Fran Traynor seemed to read his secret thoughts.
"Not a lot, is it?" she said.
"Not much."
"Except," she said, lowering her voice almost to a whisper, "I think I may have narrowed it down a bit."
Bolan stared at her.
"I have a friend on the unit who's been trying to call me since about the time you... that we went to the motel. The canvass of local sanitariums was completed last night ahead of schedule."
Bolan felt excitement growing in him.
"We have four possibilities," she revealed, "all of them committed to institutions within the past two years and escaped during the relevant periods."
"I wouldn't have thought that many." Bolan frowned.
"Wait a second," she continued. "We can narrow it further. One of the four is dead, and two others are back inside. That leaves one."
She looked pleased with herself. Fran sat back in the booth and drained her cup.
Bolan kept his tone deliberate and cautious.
"You're assuming the Blancanales rapist and your lady-killer are one and the same," he said. "But if that assumption is wrong, the two survivors still inside stay on the suspect list. Without a positive tie-in, either one could be your murderer."

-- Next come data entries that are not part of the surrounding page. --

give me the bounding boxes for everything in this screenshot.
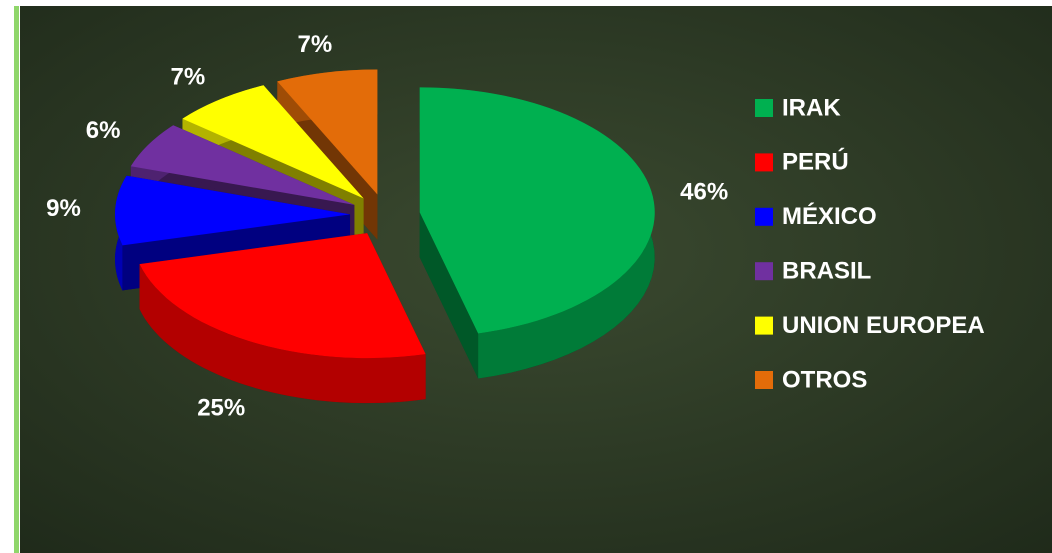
legend-swatch [755,262,773,281]
legend-swatch [755,371,773,389]
legend-label: UNION EUROPEA [782,312,985,339]
legend-label: IRAK [782,94,841,121]
value-label: 7% [170,63,205,90]
slice [182,85,364,199]
value-label: 25% [197,395,245,422]
value-label: 7% [297,31,332,58]
value-label: 6% [86,117,121,144]
legend-label: BRASIL [782,258,871,285]
pie: 46% 25% 9% 6% 7% 7% [46,31,728,422]
slice [277,69,378,195]
value-label: 9% [46,195,81,222]
legend-swatch [755,99,773,117]
border-line [14,6,19,553]
slice [139,233,426,359]
slice [130,125,355,205]
legend-label: MÉXICO [782,202,877,230]
legend: IRAK PERÚ MÉXICO BRASIL UNION EUROPEA OTROS [755,94,985,393]
legend-swatch [755,316,773,335]
slice-side [419,212,479,379]
legend-swatch [755,207,773,226]
legend-label: PERÚ [782,148,849,176]
slice-edge [139,264,426,404]
slice [419,87,655,334]
slice [115,175,351,246]
legend-swatch [755,153,773,172]
value-label: 46% [680,179,728,206]
legend-label: OTROS [782,366,867,393]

Fran shook her head in a firm negative.
"No chance, La Mancha," she said stubbornly. "I know this is our man."
"All right, let's have it."
She gave him the recitation without consulting her notebook, holding his eyes with hers as she reeled off the facts from memory, chapter and verse.
"Courtney Gilman, age twenty-three, originally committed by his family two and a half years ago. That's soon after the first murder. He took a walk eleven months later — just before the second and third killings. Within a month he was back inside, for another eighteen months. He escaped again, and we had murders four and five before the family brought him back."

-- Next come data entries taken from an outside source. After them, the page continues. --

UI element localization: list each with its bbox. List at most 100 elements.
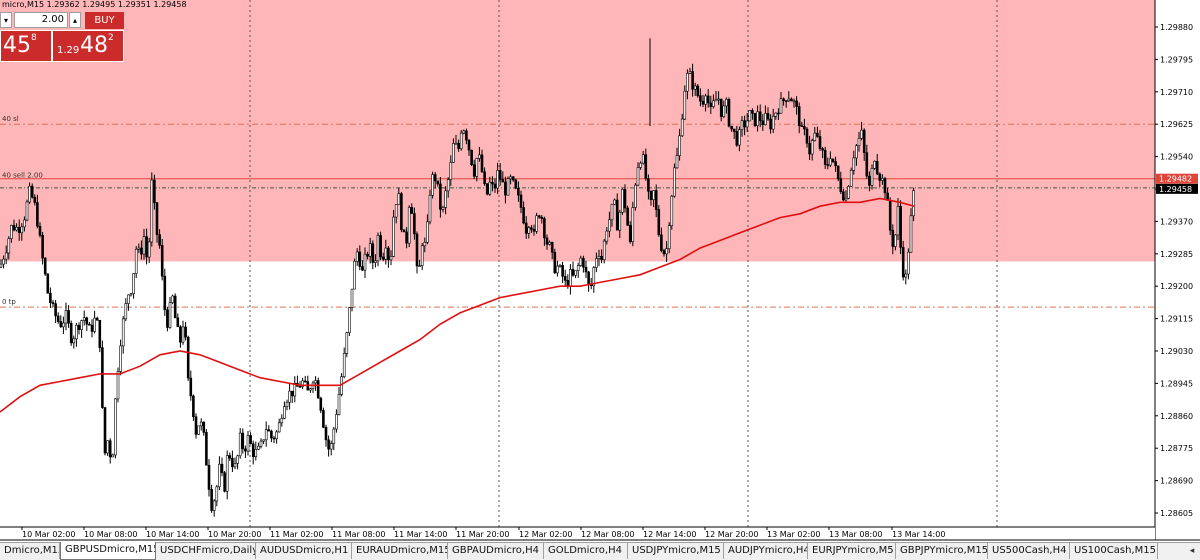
candle-body bbox=[602, 240, 606, 260]
candle bbox=[428, 189, 432, 225]
candle-body bbox=[41, 235, 44, 259]
chart-tab[interactable]: AUDJPYmicro,H4 bbox=[724, 543, 808, 559]
candle bbox=[41, 231, 44, 265]
loss-zone bbox=[0, 0, 1155, 262]
candle-body bbox=[813, 132, 817, 141]
candle bbox=[184, 321, 187, 341]
candle bbox=[787, 91, 791, 103]
volume-down-button[interactable]: ▾ bbox=[0, 12, 12, 28]
candle bbox=[758, 104, 762, 128]
candle bbox=[384, 239, 388, 265]
candle-body bbox=[363, 253, 367, 271]
candle bbox=[303, 375, 307, 383]
candle-body bbox=[301, 380, 304, 387]
candle-body bbox=[847, 186, 850, 199]
candle bbox=[769, 114, 772, 134]
candle bbox=[901, 240, 905, 281]
candle bbox=[267, 425, 271, 432]
candle-body bbox=[348, 307, 351, 334]
candle-body bbox=[249, 435, 252, 445]
candle-body bbox=[480, 154, 484, 173]
candle bbox=[20, 223, 24, 241]
candle-body bbox=[764, 113, 767, 126]
candle-body bbox=[436, 180, 440, 185]
time-tick-label: 10 Mar 14:00 bbox=[146, 530, 199, 539]
volume-up-button[interactable]: ▴ bbox=[69, 12, 81, 28]
candle bbox=[907, 248, 910, 280]
candle-body bbox=[223, 472, 226, 492]
candle-body bbox=[439, 183, 442, 210]
chart-tab[interactable]: GBPJPYmicro,M15 bbox=[896, 543, 988, 559]
volume-input[interactable]: 2.00 bbox=[14, 12, 68, 28]
candle bbox=[610, 203, 614, 227]
candle bbox=[696, 84, 700, 98]
candle-body bbox=[909, 215, 913, 253]
candle bbox=[849, 167, 853, 187]
candle-body bbox=[246, 435, 250, 452]
candle-body bbox=[236, 455, 239, 464]
candle-body bbox=[883, 178, 887, 194]
chart-tab[interactable]: GOLDmicro,H4 bbox=[544, 543, 628, 559]
candle bbox=[353, 258, 356, 290]
candle-body bbox=[563, 276, 567, 281]
candle bbox=[870, 164, 874, 190]
candle-body bbox=[571, 269, 575, 276]
buy-button[interactable]: 1.29 48 2 bbox=[52, 30, 124, 62]
candle bbox=[647, 174, 650, 200]
candle bbox=[270, 429, 273, 443]
candle-body bbox=[309, 388, 312, 391]
candle bbox=[171, 294, 174, 305]
candle-body bbox=[199, 421, 203, 427]
candle-body bbox=[36, 202, 39, 227]
candle-body bbox=[353, 260, 356, 290]
sell-button[interactable]: 45 8 bbox=[0, 30, 52, 62]
candle bbox=[693, 82, 697, 96]
candle-body bbox=[532, 229, 536, 232]
chart-tab[interactable]: EURAUDmicro,M15 bbox=[352, 543, 448, 559]
candle bbox=[680, 113, 684, 137]
candle-body bbox=[384, 247, 388, 260]
candle bbox=[366, 251, 369, 260]
chart-tab[interactable]: USDJPYmicro,M15 bbox=[628, 543, 724, 559]
candle bbox=[322, 407, 325, 429]
time-tick-label: 12 Mar 02:00 bbox=[519, 530, 572, 539]
candle-body bbox=[740, 120, 744, 130]
candle-body bbox=[116, 371, 120, 400]
candle-body bbox=[472, 164, 476, 177]
candle bbox=[808, 135, 811, 161]
candle-body bbox=[415, 233, 419, 267]
candle-body bbox=[493, 183, 497, 189]
candle-body bbox=[38, 225, 42, 236]
chart-tab[interactable]: Dmicro,M15 bbox=[0, 543, 60, 559]
candle bbox=[358, 245, 362, 271]
candle-body bbox=[732, 128, 736, 132]
candle-body bbox=[394, 204, 398, 218]
chart-tab[interactable]: AUDUSDmicro,H1 bbox=[256, 543, 352, 559]
candle-body bbox=[111, 454, 115, 458]
candle bbox=[181, 320, 185, 345]
candle bbox=[686, 69, 689, 100]
chart-tab[interactable]: GBPUSDmicro,M15 bbox=[60, 542, 156, 560]
buy-label[interactable]: BUY bbox=[85, 12, 124, 29]
candle-body bbox=[654, 190, 658, 210]
candle bbox=[329, 440, 333, 456]
candle-body bbox=[62, 322, 65, 328]
candle-body bbox=[23, 219, 26, 228]
candle bbox=[93, 310, 96, 334]
candle-body bbox=[147, 241, 151, 258]
candle-body bbox=[868, 175, 871, 186]
tabs-scroll-left-arrow[interactable]: ◂ bbox=[1189, 546, 1195, 556]
chart-tab[interactable]: GBPAUDmicro,H4 bbox=[448, 543, 544, 559]
candle-body bbox=[743, 120, 746, 128]
candle-body bbox=[696, 85, 700, 97]
candle-body bbox=[69, 323, 73, 344]
candle-body bbox=[504, 181, 507, 196]
chart-tab[interactable]: US100Cash,M15 bbox=[1070, 543, 1158, 559]
candle bbox=[691, 63, 694, 97]
chart-tab[interactable]: EURJPYmicro,M5 bbox=[808, 543, 896, 559]
chart-tab[interactable]: US500Cash,H4 bbox=[988, 543, 1070, 559]
chart-tab[interactable]: USDCHFmicro,Daily bbox=[156, 543, 256, 559]
candle-body bbox=[324, 427, 328, 441]
one-click-trade-panel: ▾ 2.00 ▴ BUY 45 8 1.29 48 2 bbox=[0, 11, 124, 62]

"Where is he now?" Bolan asked, certain he already knew the answer.
"Nobody knows," Fran told him. "He decked an attendant and hit the streets eleven days ago. That's one week before the attack on Toni Blancanales."
"Okay," Bolan said. "This does sound promising. But it's still from a circumstantial viewpoint. What would Fawcett or anyone else have to gain by covering for your suspect?"